A huge 10 metre (33 ft) deep sinkhole has appeared in a suburb of Naples, Italy, following a water pipe that broke, causing the road above it to collapse.
The crater led to the evacuation of nearly 400 residents as the authorities hurried to cordon off the area.
It started off as a fairly large typical road pothole a few days ago. However, the leaking water pipe combined with heavy rains led to the ground subsiding significantly, creating a large crater.
When the land collapsed there was a “loud thud”, a female resident said. (Image: Il Mattino)
According to Il Mattino, a local newspaper, no buildings nearby have suffered any structural damage, but 380 people had to be found emergency accommodation in what local authorities described as a “precautionary measure”.
A female resident said she heard a loud thud at about 5am, looked out and saw a car falling into the chasm.
Civil engineers say the hole will be filled with concrete after it has been inspected and cleared of any further potential damage.
What is a sinkhole?
A sinkhole can be any hole in the ground resulting from erosion and the drainage of water. Some are just a few feet across, while others are big enough to engulf large buildings.

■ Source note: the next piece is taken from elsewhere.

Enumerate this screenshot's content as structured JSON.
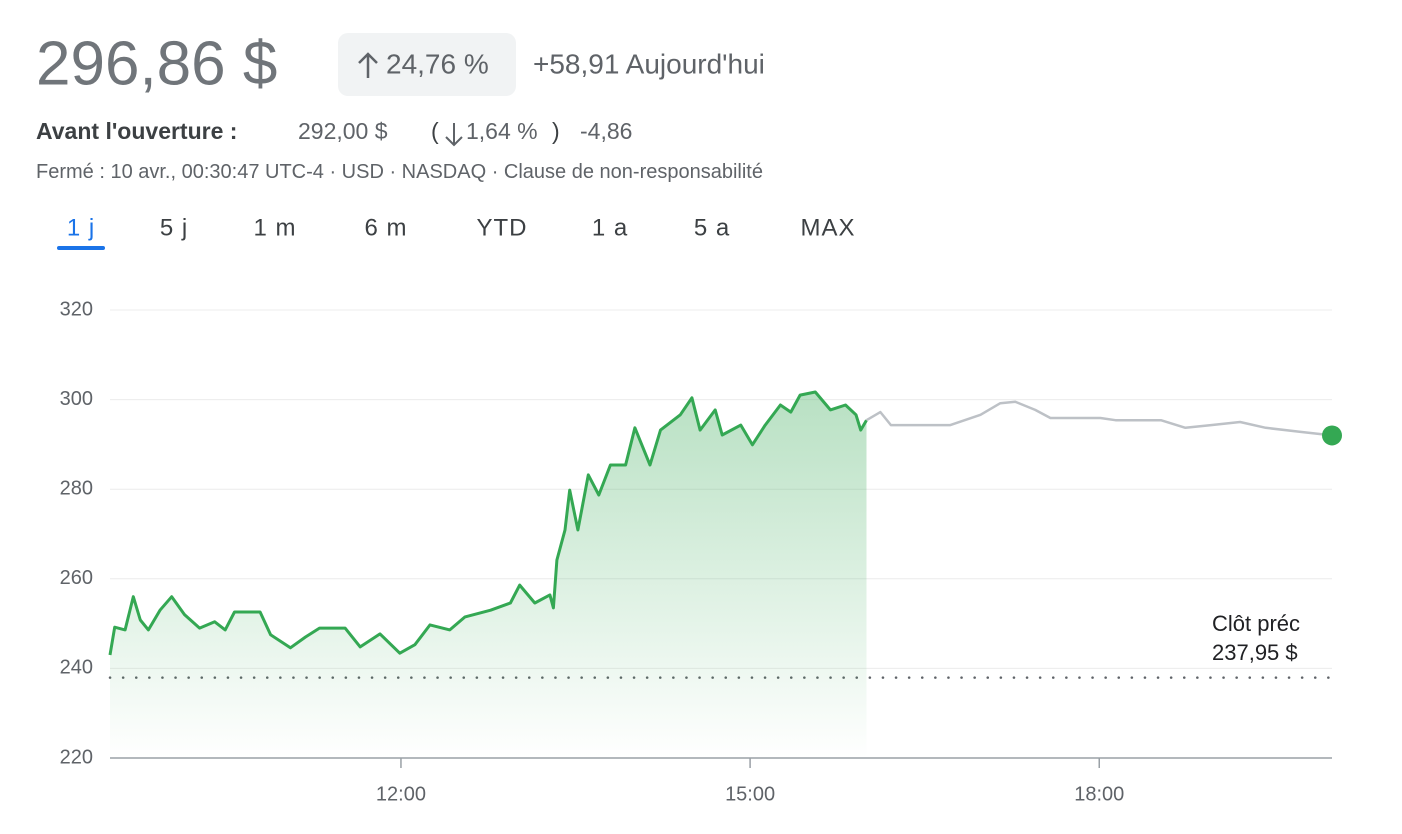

Most sinkholes are the result of natural processes, but human activity can also trigger them.
There are two basic types of sinkholes: 1. A cover-subsistence sinkhole – it evolves gradually over time. 2. A cover-collapse sinkhole – it appears suddenly.
While understandably the sudden ones create headlines, both types are formed by the same basic mechanism.
Sinkholes are more common in areas of land where soluble rock such as gypsum or limestone can be dissolved by water.
In the case of cover-subsidence sinkholes, the bedrock becomes exposed and over time is eventually worn down, with the holes usually filled with water (they become ponds).
The same happens with cover-collapse sinkholes, but nobody sees what is developing under the ground.